Adults tell kids this at the beginning of elementary school to teach them they cannot determine whether they will like the story that the book tells from the cover. As children grow up, this phrase becomes a metaphor for how skin color, height, weight and other appearance factors are no way to determine the character and value of a person.

It is illegal for employers to fire or not hire an individual based on race, sex and religion, but there is no such guideline for one particular characteristic: tattoos. Before I get branded for extreme ignorance for even comparing race, sex and religion (all pardoned, or at least federally protected traits) to tattoos — yes, I know the apparent similarities are slim to none, but what they represent is not all that different.

Even though nearly impossible to change, inborn characteristics — or whatever someone chooses to take place of those traits — represent a part of an identity. In an ideal world, this identity fragment would be met with self-acceptance and pride. Skin ink symbolizes a similar aspect of someone’s identity; it is just done in a louder, more focused fashion.

Yes, a tattoo has the ability to sew a piece of someone’s soul on to their flesh, but even then it can be used as a weapon against him or her. I am not saying this is unfair, for it all is within the context of the tattoo. If the design is offensive or vulgar without proper defense explaining otherwise, then yes, that should permit employment limitation.

However, in more cases than not, the design is a harmless form of expression that many workplaces require be hidden by clothing or makeup. Even more disheartening, corporations can still cite this as a reason not to hire an individual, regardless of other markers of proficiency.

So, why the stigma? Throughout various eras of history, tattoos have been seen as strictly for sailors or menacing, leather-clad biker dudes. Since then, the view for some has barely shifted. For those people, tattoos of any conviction are still seen as a stamp of immaturity, immorality, and disrespect to the body that will be regretted once the age of wrinkling is reached and gravity forces the former masterpiece to take a completely different configuration.

What tattoos have actually grown to represent — to me, most of my generation, and a fair amount of adults — is nothing short of beautiful. They can display a vulnerability we are too timorous to reveal through spoken word. They can document milestones we value too much to risk to be forgotten. They can be mysterious to make the host an enigma, who becomes accustomed to others curiously asking: “What exactly does it mean?” They can even be silly reminders that life is not all that serious.

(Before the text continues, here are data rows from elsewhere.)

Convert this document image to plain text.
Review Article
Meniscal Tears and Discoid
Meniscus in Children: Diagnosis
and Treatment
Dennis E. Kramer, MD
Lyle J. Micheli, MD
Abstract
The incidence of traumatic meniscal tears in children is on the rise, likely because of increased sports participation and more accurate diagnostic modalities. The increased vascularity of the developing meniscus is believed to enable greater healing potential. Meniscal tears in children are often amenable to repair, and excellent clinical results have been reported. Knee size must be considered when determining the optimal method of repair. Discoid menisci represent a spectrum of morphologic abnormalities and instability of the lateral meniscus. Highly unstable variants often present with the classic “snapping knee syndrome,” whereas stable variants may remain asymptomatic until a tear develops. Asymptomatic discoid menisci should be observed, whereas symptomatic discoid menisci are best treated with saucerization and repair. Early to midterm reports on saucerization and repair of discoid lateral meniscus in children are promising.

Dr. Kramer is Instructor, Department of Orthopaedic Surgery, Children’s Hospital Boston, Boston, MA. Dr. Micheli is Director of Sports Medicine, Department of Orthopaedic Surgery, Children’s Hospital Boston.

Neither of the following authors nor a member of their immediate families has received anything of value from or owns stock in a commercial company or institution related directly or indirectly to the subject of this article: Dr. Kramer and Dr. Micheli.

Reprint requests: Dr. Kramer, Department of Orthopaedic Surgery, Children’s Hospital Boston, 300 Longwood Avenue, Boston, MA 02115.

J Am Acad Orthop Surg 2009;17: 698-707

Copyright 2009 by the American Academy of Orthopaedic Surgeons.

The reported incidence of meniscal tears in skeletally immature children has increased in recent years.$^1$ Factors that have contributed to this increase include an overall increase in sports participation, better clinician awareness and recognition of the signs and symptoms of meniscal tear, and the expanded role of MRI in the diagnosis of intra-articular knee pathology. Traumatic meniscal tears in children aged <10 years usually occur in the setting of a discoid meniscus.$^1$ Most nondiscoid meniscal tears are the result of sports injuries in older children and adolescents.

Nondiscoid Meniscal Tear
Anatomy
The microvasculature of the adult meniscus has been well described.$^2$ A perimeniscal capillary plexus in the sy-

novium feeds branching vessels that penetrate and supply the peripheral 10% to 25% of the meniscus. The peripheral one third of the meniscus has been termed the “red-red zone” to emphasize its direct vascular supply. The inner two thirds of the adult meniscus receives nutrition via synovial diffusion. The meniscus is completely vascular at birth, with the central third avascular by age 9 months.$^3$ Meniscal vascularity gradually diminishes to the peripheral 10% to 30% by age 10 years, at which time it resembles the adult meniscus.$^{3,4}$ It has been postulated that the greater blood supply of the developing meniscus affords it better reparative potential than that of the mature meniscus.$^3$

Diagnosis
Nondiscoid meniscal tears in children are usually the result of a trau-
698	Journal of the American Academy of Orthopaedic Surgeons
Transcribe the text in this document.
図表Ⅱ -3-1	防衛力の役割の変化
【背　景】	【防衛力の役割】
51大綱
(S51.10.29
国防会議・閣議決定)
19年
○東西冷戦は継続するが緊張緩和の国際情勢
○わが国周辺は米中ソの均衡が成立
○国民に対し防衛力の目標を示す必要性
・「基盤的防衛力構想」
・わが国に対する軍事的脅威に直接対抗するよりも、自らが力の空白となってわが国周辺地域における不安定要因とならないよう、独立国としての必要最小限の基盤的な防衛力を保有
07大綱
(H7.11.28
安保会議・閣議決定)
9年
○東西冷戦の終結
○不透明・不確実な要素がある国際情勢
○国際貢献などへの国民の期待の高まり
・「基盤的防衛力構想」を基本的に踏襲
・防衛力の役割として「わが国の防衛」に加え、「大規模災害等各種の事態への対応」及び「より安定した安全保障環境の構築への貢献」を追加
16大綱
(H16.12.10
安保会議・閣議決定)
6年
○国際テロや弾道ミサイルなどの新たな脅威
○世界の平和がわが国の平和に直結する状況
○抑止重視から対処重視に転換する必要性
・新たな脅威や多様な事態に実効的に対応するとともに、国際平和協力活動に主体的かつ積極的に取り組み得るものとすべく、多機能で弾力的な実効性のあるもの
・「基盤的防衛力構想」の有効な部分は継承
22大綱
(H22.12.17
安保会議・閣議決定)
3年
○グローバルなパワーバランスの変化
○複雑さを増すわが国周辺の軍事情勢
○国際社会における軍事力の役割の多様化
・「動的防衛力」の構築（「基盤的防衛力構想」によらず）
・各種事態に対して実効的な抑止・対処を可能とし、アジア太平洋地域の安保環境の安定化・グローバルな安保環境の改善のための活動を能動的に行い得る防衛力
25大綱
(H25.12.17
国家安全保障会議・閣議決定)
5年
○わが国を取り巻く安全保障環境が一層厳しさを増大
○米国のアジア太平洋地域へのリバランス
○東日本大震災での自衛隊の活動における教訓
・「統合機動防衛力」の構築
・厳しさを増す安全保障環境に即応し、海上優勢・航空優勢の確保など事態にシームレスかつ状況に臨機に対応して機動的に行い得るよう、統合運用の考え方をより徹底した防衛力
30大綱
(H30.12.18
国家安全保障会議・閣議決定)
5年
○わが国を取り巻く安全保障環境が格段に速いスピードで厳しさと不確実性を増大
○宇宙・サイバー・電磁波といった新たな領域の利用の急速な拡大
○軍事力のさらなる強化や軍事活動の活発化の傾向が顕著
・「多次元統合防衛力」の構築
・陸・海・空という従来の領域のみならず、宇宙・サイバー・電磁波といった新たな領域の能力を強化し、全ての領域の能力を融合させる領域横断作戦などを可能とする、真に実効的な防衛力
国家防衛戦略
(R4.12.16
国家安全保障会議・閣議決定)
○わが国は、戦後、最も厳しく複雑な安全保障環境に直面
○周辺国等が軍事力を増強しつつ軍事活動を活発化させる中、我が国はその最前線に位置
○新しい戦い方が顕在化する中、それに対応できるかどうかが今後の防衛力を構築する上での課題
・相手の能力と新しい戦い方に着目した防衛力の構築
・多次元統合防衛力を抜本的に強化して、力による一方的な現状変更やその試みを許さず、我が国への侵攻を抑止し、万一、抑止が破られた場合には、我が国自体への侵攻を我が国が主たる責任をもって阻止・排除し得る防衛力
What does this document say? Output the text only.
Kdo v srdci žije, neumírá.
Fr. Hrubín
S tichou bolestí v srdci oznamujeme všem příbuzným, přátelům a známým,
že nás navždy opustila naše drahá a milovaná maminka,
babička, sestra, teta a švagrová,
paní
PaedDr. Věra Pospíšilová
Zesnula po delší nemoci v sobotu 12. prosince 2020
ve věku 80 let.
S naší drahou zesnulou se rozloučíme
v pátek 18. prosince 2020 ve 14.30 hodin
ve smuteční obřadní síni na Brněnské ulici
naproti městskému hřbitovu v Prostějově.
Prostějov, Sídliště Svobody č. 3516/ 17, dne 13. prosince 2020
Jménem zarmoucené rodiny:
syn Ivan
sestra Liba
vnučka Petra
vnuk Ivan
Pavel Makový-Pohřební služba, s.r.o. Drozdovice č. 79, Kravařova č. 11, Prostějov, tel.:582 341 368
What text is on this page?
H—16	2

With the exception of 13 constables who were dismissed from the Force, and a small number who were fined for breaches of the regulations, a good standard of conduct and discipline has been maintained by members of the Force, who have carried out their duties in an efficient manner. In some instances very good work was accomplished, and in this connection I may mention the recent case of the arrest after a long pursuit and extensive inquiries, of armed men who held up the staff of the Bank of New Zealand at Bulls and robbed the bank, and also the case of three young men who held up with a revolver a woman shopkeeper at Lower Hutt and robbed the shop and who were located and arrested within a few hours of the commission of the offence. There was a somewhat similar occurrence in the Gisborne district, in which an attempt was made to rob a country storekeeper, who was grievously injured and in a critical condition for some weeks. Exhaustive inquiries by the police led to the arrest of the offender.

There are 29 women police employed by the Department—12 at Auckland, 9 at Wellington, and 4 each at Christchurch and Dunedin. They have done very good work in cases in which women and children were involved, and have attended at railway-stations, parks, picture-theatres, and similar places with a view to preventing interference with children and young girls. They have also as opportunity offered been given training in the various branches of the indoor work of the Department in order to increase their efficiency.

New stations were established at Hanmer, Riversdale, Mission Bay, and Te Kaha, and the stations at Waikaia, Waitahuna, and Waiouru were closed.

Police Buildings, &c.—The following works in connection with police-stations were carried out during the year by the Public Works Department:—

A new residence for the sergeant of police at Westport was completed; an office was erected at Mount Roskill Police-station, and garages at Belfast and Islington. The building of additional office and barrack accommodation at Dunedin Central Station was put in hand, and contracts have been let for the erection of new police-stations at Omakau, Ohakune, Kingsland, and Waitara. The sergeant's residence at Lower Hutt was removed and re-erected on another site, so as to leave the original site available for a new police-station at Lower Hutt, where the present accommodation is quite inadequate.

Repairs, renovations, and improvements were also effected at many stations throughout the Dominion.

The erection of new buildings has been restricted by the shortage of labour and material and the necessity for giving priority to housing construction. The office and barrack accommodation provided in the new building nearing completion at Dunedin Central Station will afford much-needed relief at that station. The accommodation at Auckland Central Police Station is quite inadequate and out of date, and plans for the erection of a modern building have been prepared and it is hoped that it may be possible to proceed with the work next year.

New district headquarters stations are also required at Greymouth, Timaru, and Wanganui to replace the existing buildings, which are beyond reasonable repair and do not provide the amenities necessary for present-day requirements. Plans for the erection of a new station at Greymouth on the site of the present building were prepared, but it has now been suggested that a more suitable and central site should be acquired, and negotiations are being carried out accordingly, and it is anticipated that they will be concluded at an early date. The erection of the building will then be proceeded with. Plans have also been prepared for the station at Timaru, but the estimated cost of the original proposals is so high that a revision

A rising trend is for brand-new 18-year-olds to get inked up, not in an act of rebellion against the system, but as a way of shedding old skin. For many, the tattoo allows a buried part of identity to finally rise to the surface. I will admit to partial bias on the subject, for I have taken part in my generations’ movement in biting the stick and suffering the needle for a little bit of external expression.

For me, the immortality of the imprint presented no anxiety; it was instead the fact that this small, inoffensive triangle tattoo could possibly cost me a job. After considering the potential consequences for a bit, I boldly settled that if an employer were to discriminate against my rudimentary shape and thus, against me, then that work environment wouldn’t be a good fit for me anyways.

Though still fresh, I could not be prouder of my ink. I love explaining to bewildered bystanders the complex concept of getting a triangle because it represents minimalism and through that simplicity it actually represents everything in the world, but then turning around and telling my close friends I got a triangle because they look cool. Hopefully, a majority of tattoo owners view their designs as extensions of themselves and adore the tale they tell, whether silly or serious.

Remember what you learned as a kid — don’t judge a book by its cover.

But if the cover happens to be intriguingly decorated, you might want to pick it up and learn the story.